Looking at specific cases of the abortion drug hurting women:

FDA’s April 2011 RU-486 Adverse Events Summary states that “[t]he estimated number of women who have used mifepristone in the US through the end of April 2011 is approximately 1.52 million women.” As noted above, FDA calculated that by that date there had been 2,207 adverse event reports submitted to FDA.[25] Prior to a 2006 oversight hearing on RU-486 safety, FDA told Rep. Mark Souder (R-Ind.) that it had received 1,070 AERs.[26] Thus, in the second five years of mifepristone marketing in the United States, the FDA received an additional 1,137 AERs-a total which seems consistent with the first five years.

The April 2011 RU-486 Adverse Events Summary states that there were 612 reports of hospitalization received as of April 30, 2011.

FDA’s April 2011 RU-486 Adverse Events Summary indicates that 339 women “experienced blood loss requiring a transfusion” after taking the RU-486 abortion regimen.

By April 2011 FDA had fifty-eight reports of ectopic pregnancy cases – with two resulting in death – in conjunction with mifepristone-misoprostol use.

In the April 2011 RU-486 Adverse Events Summary FDA associated fourteen American deaths to the use of the mifepristone-misoprostol abortion regimen.

And, according to a study on medical abortion’s safety and effectiveness published in Obstetrics & Gynecology and that Gacek noted, the abortion drug is more dangerous for women than surgical abortions:

“Overall, medical abortion had roughly four times the rate of adverse events than surgical abortion did: 20.0% of women in the medical-abortion group and 5.6% of women in the surgical-abortion group had at least one type of adverse event.  Hemorrhage, as an adverse event, was experienced by 15.6% of medical abortion patients compared with 2.1% for surgical patients. Incomplete abortions were experienced by 6.7% of medical abortion patients while only 1.6% of surgical patients had incomplete abortions. The rate for surgical (re)evacuation of the uterus was 5.9% (medical) versus 1.8% (surgical) for all causes (hemorrhage, infection, incomplete abortion).

Jeanne Monahan, formerly of the Family Research Council, previously said the danger associated with the RU 486 abortion drug are abortion drug is not limited to the United States.

“It is not only women in the U.S. who are suffering as a result of chemical abortion, it is a worldwide trend.

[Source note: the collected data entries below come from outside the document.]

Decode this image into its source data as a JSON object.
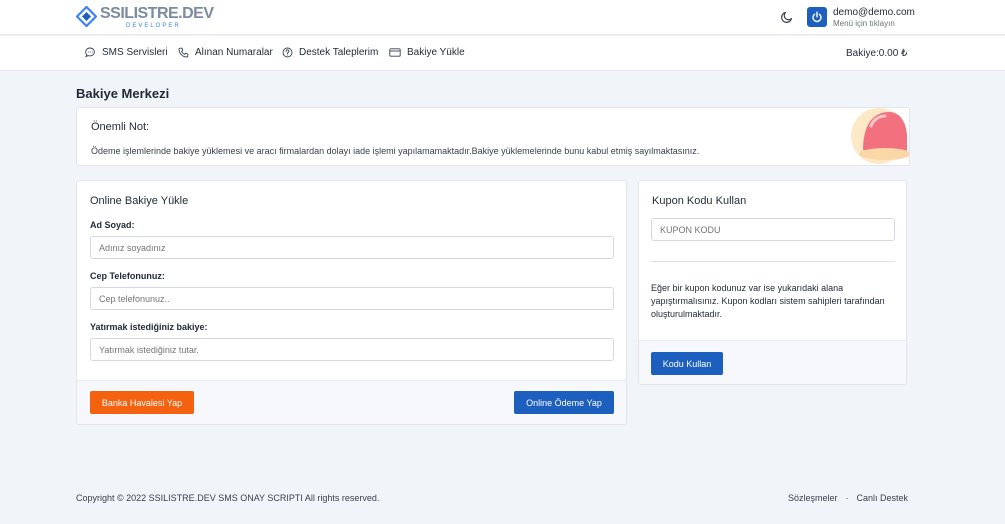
{
  "brand": {
    "title": "SSILISTRE.DEV",
    "subtitle": "DEVELOPER",
    "accent": "#1d5fbf"
  },
  "user": {
    "email": "demo@demo.com",
    "hint": "Menü için tıklayın",
    "icon": "power-icon"
  },
  "nav": {
    "items": [
      {
        "label": "SMS Servisleri",
        "icon": "message-icon"
      },
      {
        "label": "Alınan Numaralar",
        "icon": "phone-icon"
      },
      {
        "label": "Destek Taleplerim",
        "icon": "help-icon"
      },
      {
        "label": "Bakiye Yükle",
        "icon": "card-icon"
      }
    ],
    "balance": "Bakiye:0.00 ₺"
  },
  "page": {
    "title": "Bakiye Merkezi"
  },
  "notice": {
    "title": "Önemli Not:",
    "text": "Ödeme işlemlerinde bakiye yüklemesi ve aracı firmalardan dolayı iade işlemi yapılamamaktadır.Bakiye yüklemelerinde bunu kabul etmiş sayılmaktasınız."
  },
  "online_form": {
    "title": "Online Bakiye Yükle",
    "name_label": "Ad Soyad:",
    "name_placeholder": "Adınız soyadınız",
    "phone_label": "Cep Telefonunuz:",
    "phone_placeholder": "Cep telefonunuz..",
    "amount_label": "Yatırmak istediğiniz bakiye:",
    "amount_placeholder": "Yatırmak istediğiniz tutar.",
    "bank_button": "Banka Havalesi Yap",
    "online_button": "Online Ödeme Yap",
    "bank_color": "#f5620f"
  },
  "coupon": {
    "title": "Kupon Kodu Kullan",
    "placeholder": "KUPON KODU",
    "info": "Eğer bir kupon kodunuz var ise yukarıdaki alana yapıştırmalısınız. Kupon kodları sistem sahipleri tarafından oluşturulmaktadır.",
    "button": "Kodu Kullan"
  },
  "footer": {
    "copyright": "Copyright © 2022 SSILISTRE.DEV SMS ONAY SCRIPTI All rights reserved.",
    "links": [
      "Sözleşmeler",
      "Canlı Destek"
    ],
    "separator": "·"
  }
}
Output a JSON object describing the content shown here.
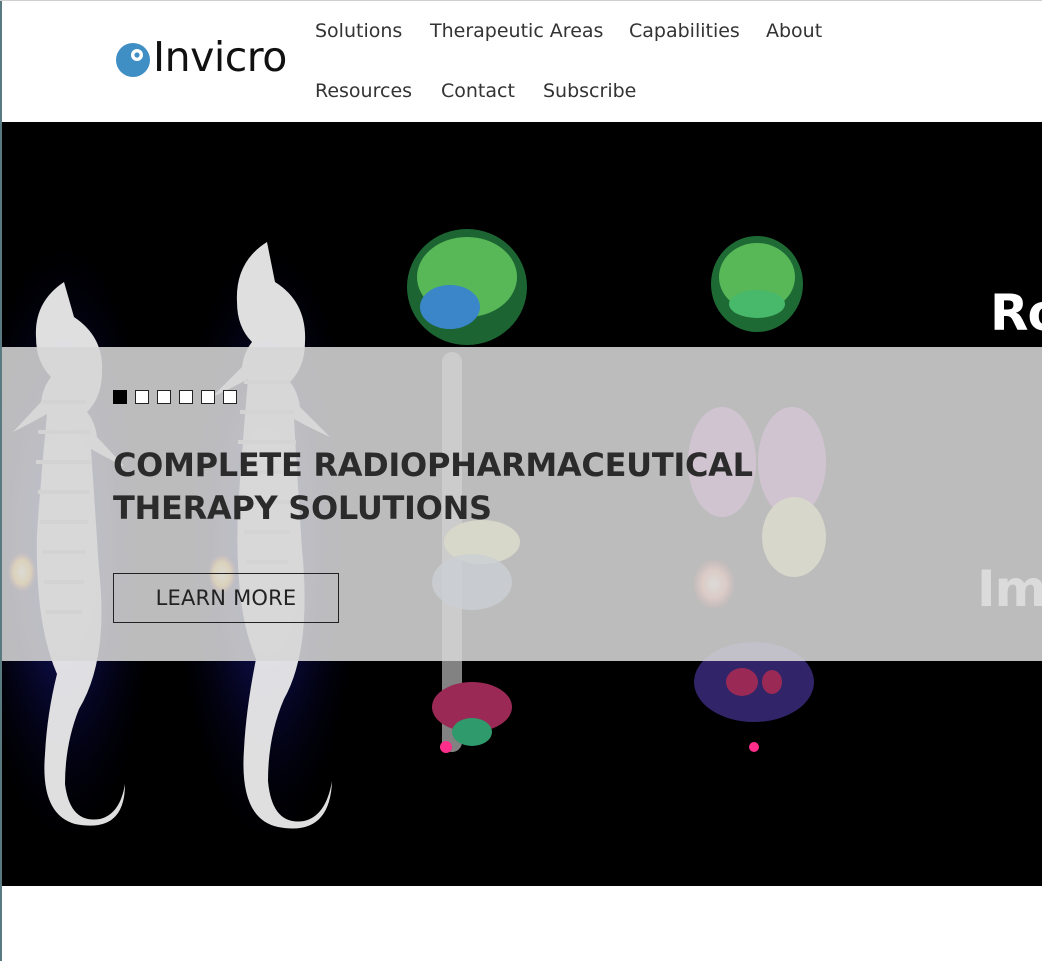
{
  "brand": {
    "name": "Invicro",
    "logo_color": "#3f8fc4"
  },
  "nav": {
    "items": [
      {
        "label": "Solutions"
      },
      {
        "label": "Therapeutic Areas"
      },
      {
        "label": "Capabilities"
      },
      {
        "label": "About"
      },
      {
        "label": "Resources"
      },
      {
        "label": "Contact"
      },
      {
        "label": "Subscribe"
      }
    ]
  },
  "hero": {
    "background_image": "preclinical and clinical SPECT/CT whole-body scans",
    "side_text_top": "Ro",
    "side_text_bottom": "Im",
    "slides": {
      "count": 6,
      "active_index": 0
    },
    "title_line1": "COMPLETE RADIOPHARMACEUTICAL",
    "title_line2": "THERAPY SOLUTIONS",
    "cta_label": "LEARN MORE"
  },
  "colors": {
    "hero_bg": "#000000",
    "overlay": "#d6d6d6",
    "text_dark": "#2b2b2b"
  }
}
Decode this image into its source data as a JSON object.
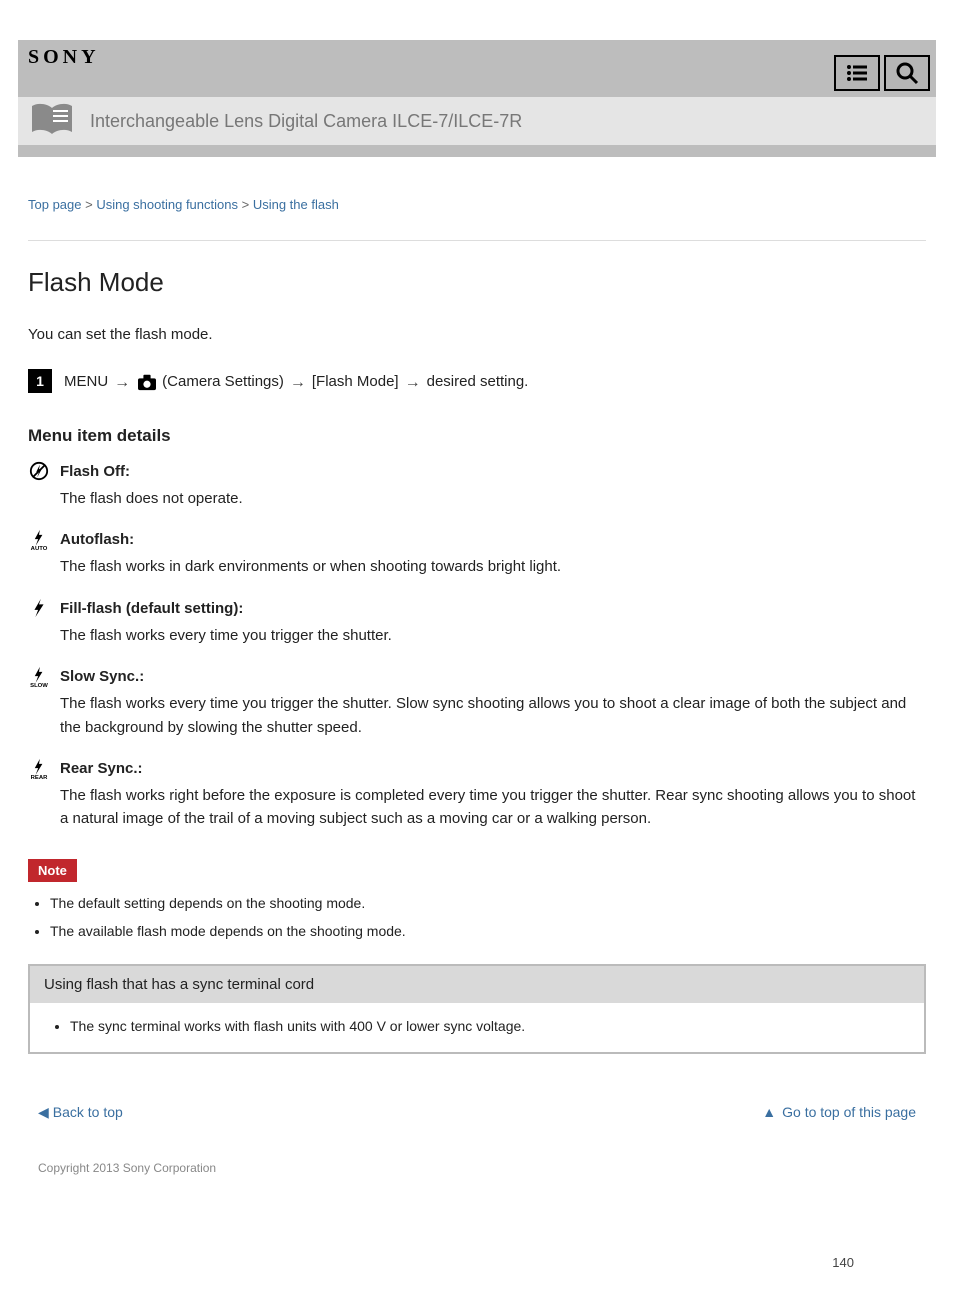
{
  "brand": "SONY",
  "titlebar": "Interchangeable Lens Digital Camera ILCE-7/ILCE-7R",
  "crumbs": {
    "top": "Top page",
    "cat": "Using shooting functions",
    "sub": "Using the flash",
    "sep": " > "
  },
  "h1": "Flash Mode",
  "lead": "You can set the flash mode.",
  "step": {
    "num": "1",
    "a": "MENU",
    "b": "(Camera Settings)",
    "c": "[Flash Mode]",
    "d": "desired setting."
  },
  "sect": "Menu item details",
  "items": [
    {
      "key": "flashoff",
      "title": "Flash Off:",
      "desc": "The flash does not operate."
    },
    {
      "key": "autoflash",
      "title": "Autoflash:",
      "desc": "The flash works in dark environments or when shooting towards bright light."
    },
    {
      "key": "fillflash",
      "title": "Fill-flash (default setting):",
      "desc": "The flash works every time you trigger the shutter."
    },
    {
      "key": "slowsync",
      "title": "Slow Sync.:",
      "desc": "The flash works every time you trigger the shutter. Slow sync shooting allows you to shoot a clear image of both the subject and the background by slowing the shutter speed."
    },
    {
      "key": "rearsync",
      "title": "Rear Sync.:",
      "desc": "The flash works right before the exposure is completed every time you trigger the shutter. Rear sync shooting allows you to shoot a natural image of the trail of a moving subject such as a moving car or a walking person."
    }
  ],
  "noteLabel": "Note",
  "notes": [
    "The default setting depends on the shooting mode.",
    "The available flash mode depends on the shooting mode."
  ],
  "hintTitle": "Using flash that has a sync terminal cord",
  "hintBody": "The sync terminal works with flash units with 400 V or lower sync voltage.",
  "footer": {
    "back": "Back to top",
    "btt": "Go to top of this page",
    "copy": "Copyright 2013 Sony Corporation"
  },
  "pageNumber": "140"
}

A recent Australian health department audit of nearly 10,000 abortions performed in 2009 and 2010 compared the safety of RU-486 with surgical abortion, with the outcome being in the words of one major media outlet “The Abortion Pill ‘Less Safe than Surgery,’” Monahan explained. “The Australian report showed that 1 in 18 patients who used RU-486 had to be re-admitted to hospitals (a total of 5.7% of women vs. only .4% of surgical abortions.) The same study revealed that as many as 33% of women who had second trimester RU-486 abortions required some form of surgical intervention.”

“Despite the seriousness and intensity of adverse effects related to RU-486, use of this form of abortion is on the rise, and frequently the regimen is dispensed with less medical oversight than surgical abortion,” Monahan said. “Even more troubling, nationally and internationally, “telemed” dissemination of RU-486 is increasing. Telemed abortions involved doctors proscribing RU-486 through Skype or over the Internet rather than during a patient visit.”

“The bottom line is that abortion drugs are not about improving women’s health but are more accurately about advancing a radical pro-abortion agenda regardless of the impact on women’s health, even when it proves deadly,” she concluded.

Danco Laboratories has been granted an exclusive license from the Population Council, a pro-abortion group, to manufacture, market and distribute Mifeprex in the United States.